Traditional Moussaka with Zucchini
- 2 lbs. eggplant (thinly sliced)
- 1-½ lbs. white potato (thinly sliced)
- 1 lb. zucchini (thinly sliced)
- Salt
- Olive oil spray
- 1-1/2 lbs. ground beef or lamb
- ½ tsp. cinnamon
- ½ tsp. oregano
- ½ tsp. ginger
- ¼ tsp. allspice
- 1/8 tsp. cayenne
- Salt (to taste)
- Pepper (to taste)
- 1 large yellow onion (chopped)
- 1 red bell pepper (chopped)
- 1 serrano pepper (chopped)
- 5 cloves garlic (chopped)
- 2 Tbsp. tomato paste
- ¾ cup red wine
- 1 cup tomato puree
- ½ tsp. sugar
- 1 tsp.

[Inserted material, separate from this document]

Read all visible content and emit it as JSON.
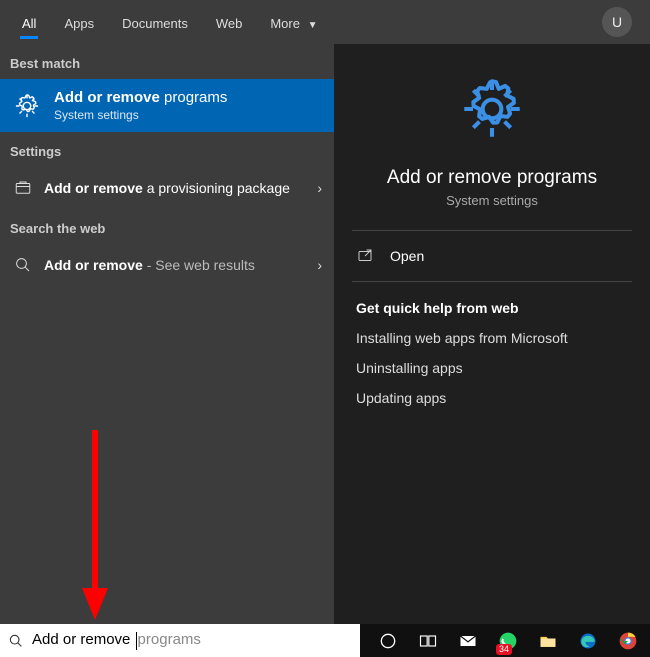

Better than Bouillon Beef Base
- 1 cup water
Béchamel Sauce
- 4 oz. butter
- 4 oz. flour
- 4 cups milk
- 1 cup grated parmesan cheese (or hard cheese of choice)
- 2 egg yolks
- ½ tsp. salt
- Bay leaf
- ¼ tsp. white pepper
- ¼ tsp. grated nutmeg
- Preheat oven to 350 degrees F.
- Sprinkle eggplant with salt and place between paper towels for 15 minutes to draw out moisture.

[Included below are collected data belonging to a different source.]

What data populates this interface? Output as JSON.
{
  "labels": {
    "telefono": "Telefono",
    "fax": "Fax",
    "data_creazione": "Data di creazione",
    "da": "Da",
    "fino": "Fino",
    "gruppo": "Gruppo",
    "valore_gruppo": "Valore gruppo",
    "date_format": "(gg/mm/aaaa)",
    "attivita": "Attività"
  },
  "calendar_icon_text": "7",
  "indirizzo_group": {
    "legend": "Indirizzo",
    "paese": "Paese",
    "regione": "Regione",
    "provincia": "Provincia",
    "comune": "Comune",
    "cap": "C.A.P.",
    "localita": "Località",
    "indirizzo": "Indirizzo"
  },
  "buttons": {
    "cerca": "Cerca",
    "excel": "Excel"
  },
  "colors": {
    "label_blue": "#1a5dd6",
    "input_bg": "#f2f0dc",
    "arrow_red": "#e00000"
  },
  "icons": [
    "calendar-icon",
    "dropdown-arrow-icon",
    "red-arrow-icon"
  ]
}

- On roasting pan, arrange eggplant and spray evenly with olive oil; roast for 20 minutes or until cooked through.
- In large pan over medium-high heat, add beef/lamb, cinnamon, oregano, ginger, allspice, cayenne, salt and pepper and brown for 5 minutes. Drain and set aside.
- To pan, add onion and bell pepper and sauté 5 minutes. Add serrano pepper and garlic and cook until fragrant, about 5 minutes, then stir in tomato paste and cook for 1 minute.
- Stir meat into pepper and onion mixture, add red wine and cook for 5 minutes, until reduced and wine is almost evaporated.
- Add tomato puree, bring to boil then reduce to simmer. Add sugar, bouillon and water, stir to combine. Let simmer.
- In 3-quart baking dish, layer potato first, then zucchini, followed by half of eggplant. Add beef mixture, then top with remaining eggplant.
- Preheat oven to 400 degrees F.
- To make béchamel sauce, in saucepan over medium heat, melt butter then stir in flour until well combined.
- Slowly whisk in milk and stir until thickened, 5-10 minutes. Add salt, bay leaf, nutmeg and pepper. Remove from heat and stir in cheese until melted. Whisk in egg yolks. Once well combined, pour over eggplant in baking dish.
- Bake for 45 minutes. Let rest 20 minutes before serving.